Der Gedanke, der mir immer wieder kam, ist eine gewisse Abneigung gegen diese Gewalt gegen Unschuldige, die diese Filme so zelebrieren. Das Erhängen, die erstickten Kinder, die angedrohte Vergewaltigung, die Folterszenen, das alles kommt gefühlt in jedem dieser Filme vor und auch wenn es negativ geframt wird, baden die Filme für meinen Geschmack zu sehr darin. Es ist ein immer wieder zwiespältiges Gefühl, diese Action-Flixs aus Indien zu sehen. Denn da ist eine Faszination, die Hollywood mittelfristig gefährlich werden könnte. RRR hat gezeigt, dass mit etwas mehr Fokus, weniger Musik und etwas besser erzählter Liebesgeschichte ganz schnell ein international konkurrenzfähiges Produkt entstehen kann.

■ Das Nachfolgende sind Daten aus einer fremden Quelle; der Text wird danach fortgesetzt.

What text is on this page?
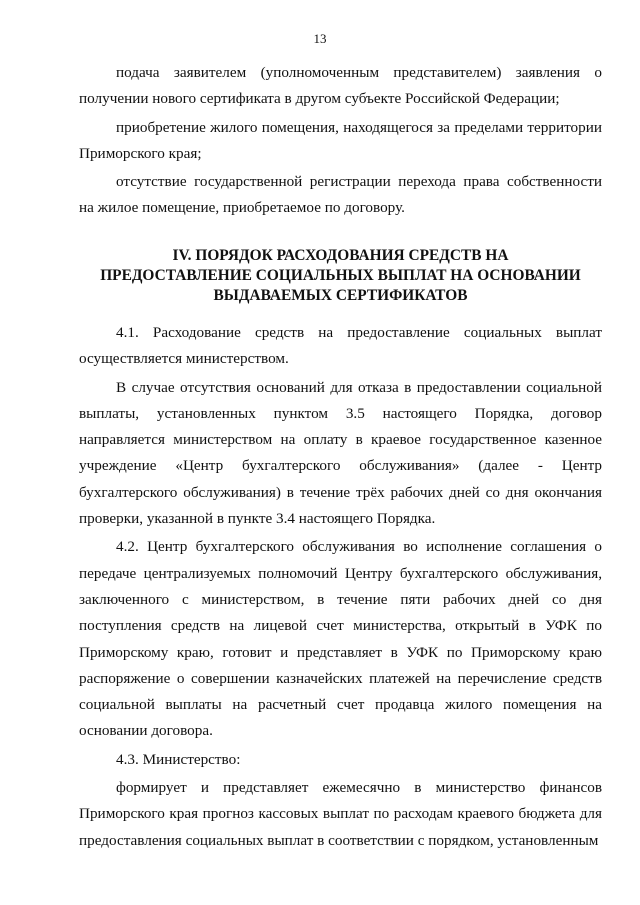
13

подача заявителем (уполномоченным представителем) заявления о получении нового сертификата в другом субъекте Российской Федерации;

приобретение жилого помещения, находящегося за пределами территории Приморского края;

отсутствие государственной регистрации перехода права собственности на жилое помещение, приобретаемое по договору.

IV. ПОРЯДОК РАСХОДОВАНИЯ СРЕДСТВ НА
ПРЕДОСТАВЛЕНИЕ СОЦИАЛЬНЫХ ВЫПЛАТ НА ОСНОВАНИИ
ВЫДАВАЕМЫХ СЕРТИФИКАТОВ

4.1. Расходование средств на предоставление социальных выплат осуществляется министерством.

В случае отсутствия оснований для отказа в предоставлении социальной выплаты, установленных пунктом 3.5 настоящего Порядка, договор направляется министерством на оплату в краевое государственное казенное учреждение «Центр бухгалтерского обслуживания» (далее - Центр бухгалтерского обслуживания) в течение трёх рабочих дней со дня окончания проверки, указанной в пункте 3.4 настоящего Порядка.

4.2. Центр бухгалтерского обслуживания во исполнение соглашения о передаче централизуемых полномочий Центру бухгалтерского обслуживания, заключенного с министерством, в течение пяти рабочих дней со дня поступления средств на лицевой счет министерства, открытый в УФК по Приморскому краю, готовит и представляет в УФК по Приморскому краю распоряжение о совершении казначейских платежей на перечисление средств социальной выплаты на расчетный счет продавца жилого помещения на основании договора.

4.3. Министерство:

формирует и представляет ежемесячно в министерство финансов Приморского края прогноз кассовых выплат по расходам краевого бюджета для предоставления социальных выплат в соответствии с порядком, установленным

Ich habe das Gefühl, dass diese Filme gar nicht mehr so weit davon entfernt sind, den „Mission: Impossibles" dieser Welt den Kinosaal streitig zu machen. Im Moment ist das aber noch zu unfokussiert, zumindest für mich…

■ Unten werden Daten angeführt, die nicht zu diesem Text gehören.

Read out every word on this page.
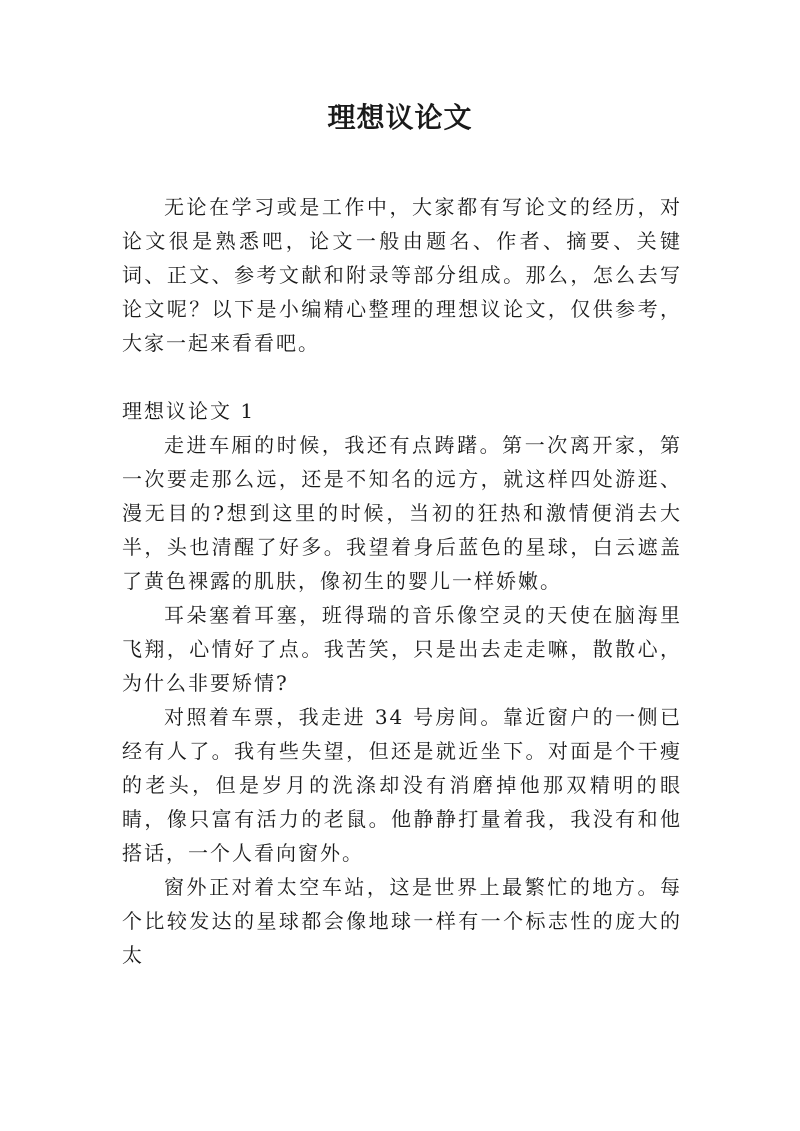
理想议论文

无论在学习或是工作中，大家都有写论文的经历，对论文很是熟悉吧，论文一般由题名、作者、摘要、关键词、正文、参考文献和附录等部分组成。那么，怎么去写论文呢？以下是小编精心整理的理想议论文，仅供参考，大家一起来看看吧。

理想议论文 1

走进车厢的时候，我还有点踌躇。第一次离开家，第一次要走那么远，还是不知名的远方，就这样四处游逛、漫无目的?想到这里的时候，当初的狂热和激情便消去大半，头也清醒了好多。我望着身后蓝色的星球，白云遮盖了黄色裸露的肌肤，像初生的婴儿一样娇嫩。

耳朵塞着耳塞，班得瑞的音乐像空灵的天使在脑海里飞翔，心情好了点。我苦笑，只是出去走走嘛，散散心，为什么非要矫情?

对照着车票，我走进 34 号房间。靠近窗户的一侧已经有人了。我有些失望，但还是就近坐下。对面是个干瘦的老头，但是岁月的洗涤却没有消磨掉他那双精明的眼睛，像只富有活力的老鼠。他静静打量着我，我没有和他搭话，一个人看向窗外。

窗外正对着太空车站，这是世界上最繁忙的地方。每个比较发达的星球都会像地球一样有一个标志性的庞大的太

Freaks Out ist ein italienischer Fantasyfilm von Gabriele Mainetti, wobei es sich um eine sehr historisch geerdete Fantasy handelt, die ein Alternate History Setting aufwirft. Was es gleichzeitig zu einem Weltkriegsdrama macht, mit allem, was dazu im faschistischen Italien gehört. Es geht dabei um vier „Freaks“, Menschen mit besonderen Fähigkeiten und besonderem Aussehen, die in ihren Fähigkeiten irgendwo zwischen Superhelden und Kleinkünstlern rangieren. Sie werden unfreiwillig in die Wirren des Krieges gerissen und müssen dann mit einer Art faschistischem Gegenstück ihrer selbst kämpfen.
Das ist viel einfacher im Film, als es hier klingt, im Grunde ist es ein Blockbuster Konzept, das mit typisch italienischen Elementen aufgehübscht ist. Es ergibt sich so eine Mischung aus Inglourious Basterds und Pinocchio, dass mit Satire und abstrusen Humor spielt, und doch ein ernstes Drama ist. Genau das macht den Film dann auch interessant. Er spielt mit so vielen Elementen und etabliert dabei neue und unerwartete Bilder, ganz speziell in seinem Umgang mit dem Faschismus, der, ganz ohne beteiligte Italiener, als deutsche Lächerlichkeit, mit ernsten Auswirkungen und großer Brutalität präsentiert wird.
Davon abgesehen aber wird eine simple Superhelden Story erzählt, die leider durch und durch vorhersehbar ist aber seine Handlungselemente immer wieder als große und zeitaufwendige Kraftakte präsentiert, in denen minutenlang irgendeine weitere Stufe einer Fähigkeit hervorgezaubert wird. Das ist vor allem in seiner Repetition etwas ermüdend, man hat den Dreh dann schon irgendwann raus und weiß das die von Aurora Giovinazzo gespielte Matilde, diese Tür schon aufbekommen wird, aber dass man eben noch fünf Minuten dabei zusehen muss, bis sie ihre Kräfte gesammelt hat.
Das ist ein zauberhafter Film, der ein Gespür hat für die Revue, für absurde Schauplätze aber auch für schöne italienische Landschaften. Das macht die ganze Zeit Spaß, ich jedenfalls mochte es sehr, diese neuen Ideen und Orte zu sehen. Das ist für eine europäische Produktion großartig und überdurchschnittlich gut gelungen. Schauspielerisch war ich nicht ganz so überzeugt, Subtilität ist nicht die Sache des Casts, das alles hat einen massiven Overacting Charme, aber, wenn man sich daran gewöhnt hat, geht das meistens schon. Meins war das aber nicht so ganz und Franz Rogowski als Franz fand ich regelrecht enervierend gerade mit gerade mit seinem Lispeln.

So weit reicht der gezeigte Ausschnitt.